It should be understood that, although individual examples may be discussed herein, the present disclosure covers all combinations of the disclosed examples, including, without limitation, the different component combinations, method step combinations, and properties of the system. It should be understood that the compositions and methods are described in terms of “comprising,” “containing,” or “including” various components or steps, the compositions and methods can also “consist essentially of” or “consist of” the various components and steps. Moreover, the indefinite articles “a” or “an,” as used in the claims, are defined herein to mean one or more than one of the elements that it introduces.

For the sake of brevity, only certain ranges are explicitly disclosed herein. However, ranges from any lower limit may be combined with any upper limit to recite a range not explicitly recited, as well as ranges from any lower limit may be combined with any other lower limit to recite a range not explicitly recited, in the same way, ranges from any upper limit may be combined with any other upper limit to recite a range not explicitly recited. Additionally, whenever a numerical range with a lower limit and an upper limit is disclosed, any number and any comprised range falling within the range are specifically disclosed. In particular, every range of values (of the form, “from about a to about b,” or, equivalently, “from approximately a to b,” or, equivalently, “from approximately a-b”) disclosed herein is to be understood to set forth every number and range encompassed within the broader range of values even if not explicitly recited. Thus, every point or individual value may serve as its own lower or upper limit combined with any other point or individual value or any other lower or upper limit, to recite a range not explicitly recited.

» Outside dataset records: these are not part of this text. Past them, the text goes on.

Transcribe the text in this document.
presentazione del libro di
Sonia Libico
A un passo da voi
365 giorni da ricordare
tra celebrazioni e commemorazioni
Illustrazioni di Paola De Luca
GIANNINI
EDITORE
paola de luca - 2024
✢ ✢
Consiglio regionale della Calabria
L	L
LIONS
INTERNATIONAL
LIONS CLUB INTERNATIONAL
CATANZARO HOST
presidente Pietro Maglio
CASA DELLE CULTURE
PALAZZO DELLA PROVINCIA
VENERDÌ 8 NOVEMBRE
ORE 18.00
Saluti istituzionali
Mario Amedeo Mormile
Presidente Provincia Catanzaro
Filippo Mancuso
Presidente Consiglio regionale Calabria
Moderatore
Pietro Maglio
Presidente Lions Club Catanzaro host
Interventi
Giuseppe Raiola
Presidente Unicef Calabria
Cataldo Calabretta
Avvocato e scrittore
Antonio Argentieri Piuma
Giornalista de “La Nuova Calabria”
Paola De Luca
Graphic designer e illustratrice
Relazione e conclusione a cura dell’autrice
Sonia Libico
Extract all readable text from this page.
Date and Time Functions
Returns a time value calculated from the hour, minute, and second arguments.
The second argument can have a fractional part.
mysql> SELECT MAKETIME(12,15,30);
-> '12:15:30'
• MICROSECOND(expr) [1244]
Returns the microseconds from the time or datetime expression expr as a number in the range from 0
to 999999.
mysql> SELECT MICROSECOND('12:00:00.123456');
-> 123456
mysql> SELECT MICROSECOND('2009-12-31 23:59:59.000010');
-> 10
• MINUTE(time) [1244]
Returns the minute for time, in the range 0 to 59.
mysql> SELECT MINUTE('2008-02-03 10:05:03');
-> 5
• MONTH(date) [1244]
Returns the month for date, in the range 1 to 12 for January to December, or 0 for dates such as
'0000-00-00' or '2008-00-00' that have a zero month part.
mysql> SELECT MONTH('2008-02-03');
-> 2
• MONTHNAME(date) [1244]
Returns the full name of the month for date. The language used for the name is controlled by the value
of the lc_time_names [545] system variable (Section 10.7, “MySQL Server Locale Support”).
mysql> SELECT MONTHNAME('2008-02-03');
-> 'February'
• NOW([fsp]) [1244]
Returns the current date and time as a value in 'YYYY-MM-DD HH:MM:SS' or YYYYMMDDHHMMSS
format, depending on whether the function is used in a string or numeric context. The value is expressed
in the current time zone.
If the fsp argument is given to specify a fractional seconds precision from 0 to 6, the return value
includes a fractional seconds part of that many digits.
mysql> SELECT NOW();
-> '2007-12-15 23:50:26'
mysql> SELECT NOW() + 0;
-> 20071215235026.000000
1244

Therefore, the present examples are well adapted to attain the ends and advantages mentioned as well as those that are inherent therein. The particular examples disclosed above are illustrative only and may be modified and practiced in different but equivalent manners apparent to those skilled in the art having the benefit of the teachings herein. Although individual examples are discussed, the disclosure covers all combinations of all of the examples. Furthermore, no limitations are intended to the details of construction or design herein shown, other than as described in the claims below. Also, the terms in the claims have their plain, ordinary meaning unless otherwise explicitly and clearly defined by the patentee. It is therefore evident that the particular illustrative examples disclosed above may be altered or modified and all such variations are considered within the scope and spirit of those examples. If there is any conflict in the usages of a word or term in this specification and one or more patent(s) or other documents that may be incorporated herein by reference, the definitions that are consistent with this specification should be adopted.

Claims

What is claimed is:

1. A method comprising:

disposing an acoustic logging tool in a borehole, wherein the acoustic logging tool comprises:

one or more transmitters; and

one or more receivers;

taking one or more acquisitions with the acoustic logging tool as the acoustic logging tool traverses through the borehole;

creating an azimuth rotation angle array of one or more angles, from the one or more acquisitions; and

applying a trial angle selected from the one or more angles of the azimuth rotation angle array to calculate a fast shear waveform.

2. The method of claim 1, further comprising computing a slowness of the fast shear waveform using a coherence processing for each angle of the azimuth rotation angle array.

3. The method of claim 2, further comprising identifying a velocity vs angle for the fast shear waveform.

4. The method of claim 3, further comprising identifying a slow shear waveform from the angle.

5. The method of claim 4, further comprising finding an inline dipole from the slow shear waveform and the fast shear waveform.

6. The method of claim 5, further comprising finding a slowness value from the inline dipole using a coherence processing.

7. The method of claim 3, further comprising applying a transformation to frequency domain to model the velocity vs an angle relationship.

8. The method of claim 7, further comprising determining a DTfast, a DTslow, and a Horizontal Transverse Isotropy (HTI) angle from the frequency domain.

9. The method of claim 1, wherein the one or more acquisitions comprise one or more XX, XY, YX, or YY acoustic waveforms.

10. The method of claim 1, wherein the azimuth rotation angle array is equally spaced.

11. A non-transitory machine-readable media having data stored therein representing a software executable by a computer, the software executable comprising instructions configured to:

set up an azimuth rotation angle array from one or more acquisitions taken by an acoustic logging tool; and

apply a trial rotation angle to an angle of the azimuth rotation angle array to calculate a fast shear waveform.

12. The non-transitory machine-readable media of claim 11, further comprising computing a slowness of the fast shear waveform using a coherence processing.

13. The non-transitory machine-readable media of claim 12, further comprising identifying a velocity vs angle for the fast shear waveform.

14. The non-transitory machine-readable media of claim 13, further comprising identifying a slow shear waveform from the angle.

15. The non-transitory machine-readable media of claim 14, further comprising finding an inline dipole from the slow shear waveform and the fast shear waveform.

16. The non-transitory machine-readable media of claim 15, further comprising finding a slowness value from the inline dipole using a coherence processing.

17. The non-transitory machine-readable media of claim 13, further comprising applying a Fast Fourier Transform (FFT) to the fast shear waveform.

18. The non-transitory machine-readable media of claim 17, further comprising determining a DTfast, a DTslow, and a Horizontal Transverse Isotropy (HTI) angle from a frequency domain.

19. The non-transitory machine-readable media of claim 11, wherein the one or more acquisitions comprise one or more XX, XY, YX, or YY acoustic waveforms.

20. The non-transitory machine-readable media of claim 11, wherein the azimuth rotation angle array is equally spaced.